I saw a headline the other day stating that, “Efficient Data Centers Increasingly Crucial for Telecom Companies”. After asking myself the obvious questions, “why just telecom companies?” and “does anyone think that they need an inefficient data center?”; it made me think about how flippantly the “E” word is tossed around today. If you’re like me, you’ve probably lost count of the articles that you’ve read, or conferences you’ve attended, where the big climatic summary has been that data centers must become more efficient—a comment greeted with a nodding of heads that makes the room look like it’s filled with bobble head dolls. Despite our universal agreement that we all think efficiency is good, does this mean that we are all talking about the same thing? It would seem that the best way to ensure the efficiency of your data center is to define exactly what you are attempting to achieve, and, in many instances, how much you’re willing to pay for it.
The vast majority of data centers being built today are inherently inefficient on one or more levels. For example, if you feel that you data center needs will grow over time from 10,000 square feet to 50,000, is building the entire shell out first efficient? If you’re concerned about the allocation of your capital, the answer would be no. Spending $20-$100 million for a building that you may never fill—sometimes reality has a way of contradicting our best estimates—is probably not the best use of your company’s money.

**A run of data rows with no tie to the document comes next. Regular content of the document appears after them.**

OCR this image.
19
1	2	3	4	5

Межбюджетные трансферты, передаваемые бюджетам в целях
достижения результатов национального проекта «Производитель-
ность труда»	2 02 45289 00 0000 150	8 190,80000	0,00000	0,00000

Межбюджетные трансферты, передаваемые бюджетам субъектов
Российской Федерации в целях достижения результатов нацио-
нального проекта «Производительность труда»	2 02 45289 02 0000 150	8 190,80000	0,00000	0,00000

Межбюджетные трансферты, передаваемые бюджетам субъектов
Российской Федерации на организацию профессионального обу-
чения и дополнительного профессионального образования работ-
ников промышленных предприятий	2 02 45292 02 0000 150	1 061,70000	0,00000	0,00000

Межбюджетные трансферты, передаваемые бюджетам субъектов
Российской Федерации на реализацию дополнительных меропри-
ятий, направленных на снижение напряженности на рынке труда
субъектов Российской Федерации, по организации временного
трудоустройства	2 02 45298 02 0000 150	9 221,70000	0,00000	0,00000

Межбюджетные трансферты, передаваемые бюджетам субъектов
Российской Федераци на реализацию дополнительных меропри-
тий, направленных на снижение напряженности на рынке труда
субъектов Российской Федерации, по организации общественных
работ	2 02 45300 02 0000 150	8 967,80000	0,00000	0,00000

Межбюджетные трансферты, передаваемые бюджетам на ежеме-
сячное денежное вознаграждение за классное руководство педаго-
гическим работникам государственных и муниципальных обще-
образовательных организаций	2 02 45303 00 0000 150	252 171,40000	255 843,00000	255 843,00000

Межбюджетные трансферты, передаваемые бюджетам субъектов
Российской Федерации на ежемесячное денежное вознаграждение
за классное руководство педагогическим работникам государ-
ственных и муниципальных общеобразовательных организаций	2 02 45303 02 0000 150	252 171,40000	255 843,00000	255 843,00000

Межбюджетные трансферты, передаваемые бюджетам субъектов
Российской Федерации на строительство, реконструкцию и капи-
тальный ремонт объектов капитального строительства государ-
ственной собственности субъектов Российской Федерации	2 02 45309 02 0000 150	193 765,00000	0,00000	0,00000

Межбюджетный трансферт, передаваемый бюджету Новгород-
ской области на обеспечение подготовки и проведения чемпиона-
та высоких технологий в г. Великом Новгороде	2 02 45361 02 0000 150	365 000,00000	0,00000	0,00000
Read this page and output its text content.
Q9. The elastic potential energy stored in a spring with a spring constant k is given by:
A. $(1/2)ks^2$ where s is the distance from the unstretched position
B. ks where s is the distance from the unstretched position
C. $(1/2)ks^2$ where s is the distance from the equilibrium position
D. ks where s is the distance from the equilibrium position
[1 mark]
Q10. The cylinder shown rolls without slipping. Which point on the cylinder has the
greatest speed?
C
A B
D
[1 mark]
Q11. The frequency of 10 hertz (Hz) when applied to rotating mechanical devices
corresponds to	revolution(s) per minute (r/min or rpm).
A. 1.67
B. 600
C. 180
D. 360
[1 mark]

Building the entire shell upfront is terribly inefficient when you consider the other potential uses for the land it sits on. If you build you data center of the present and the future all at once, you’ve tied that land up for the next 20 years or so. More succinctly, you’ve eliminated your ability to use that land for any other purpose, including building some other corporate asset or even selling it. From an efficiency standpoint this mode of implementation renders an appreciating asset (land) distinctly inefficient.
Since most data centers are built using non-standard designs (even those that claim that they aren’t), the amount of materials used in the construction of each of them vary dramatically. If examined strictly from a construction perspective this situation would seem to have impact on efficiency since the amount of material needed to build the facility is just that, the material necessary to build the specified site. However, when the CO2 generated for the production of just a cubic yard of pure concrete staining (400 lbs.) or one (1) ton of steel (1.9 tons) is factored into the equation, the efficiency of the site’s design and materials usage must be re-examined.
Even in areas seemingly as straightforward as PUE, the issue of the efficiency of the methodology used to drive this metric lower must be weighed against its costs. If an evaporative cooling system is your choice to lower your site’s PUE another tenth of a point, you must factor in the on-going cost of millions of gallons of treated water the system will require annually along with your initial system cost in evaluating the practicality of your decision.
No one disagrees that data centers should be “efficient”. Unfortunately, it seems that the definitional scope of the term is frequently too narrow to accurately reflect all the areas of data center design, construction and operation that fall within its purview. In making their data center decisions, today’s customers should be mindful that it is their definition of the term, and the cost they are willing to pay to achieve it that must drive their efforts; not the nebulous pronouncements from industry pundits and “experts” who should know better.